Quinta-feira, 11 de Março de 1982

 

Veneráveis Irmãos no Episcopado

Acolho-vos, chegados para a visita "ad limina Apostolorum" do coração da Europa, com a saudação do Apóstolo Paulo: "A graça do Senhor Jesus Cristo, o amor de Deus e a comunicação do Espírito Santo sejam com todos vós" (2 Cor 13, 13).

1. Representais parte da Igreja edificada há onze séculos por São Cirilo e São Metódio, dois exemplos de zelo missionário, duas luzes que adornam a Igreja universal.
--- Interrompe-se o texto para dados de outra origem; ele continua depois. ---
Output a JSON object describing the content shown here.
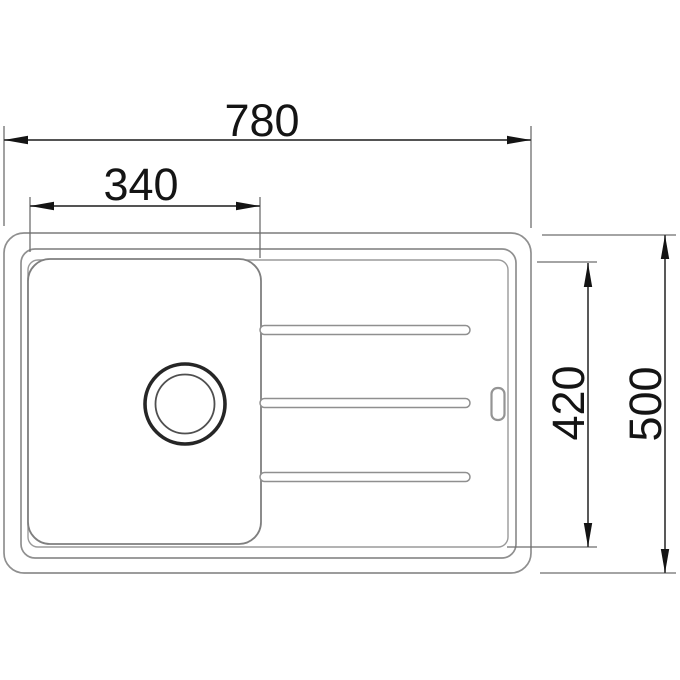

Pelos seus méritos na evangelização da Europa oriental, sobretudo dos povos eslavos, em Dezembro de 1980 declarei-os Co-patronos da Europa juntamente com São Bento, patriarca do monaquismo do Ocidente, para sublinhar a comum origem espiritual dos povos europeus e a necessidade da união deles no culto dos grandes valores que formam a razão de ser da sua história e da sua civilização cristã.

Como é sabido, São Cirilo terminou a vida aqui em Roma no ano de 869 e foi sepultado na basílica de São Clemente, onde é ainda honrado e venerado. Seu irmão Metódio, pelo contrário, voltou ao território da actividade apostólica de ambos, na qual se empenhou com todas as forças até à morte, sucedida no ano de 885. Foi sepultado em Velehrad na Morávia.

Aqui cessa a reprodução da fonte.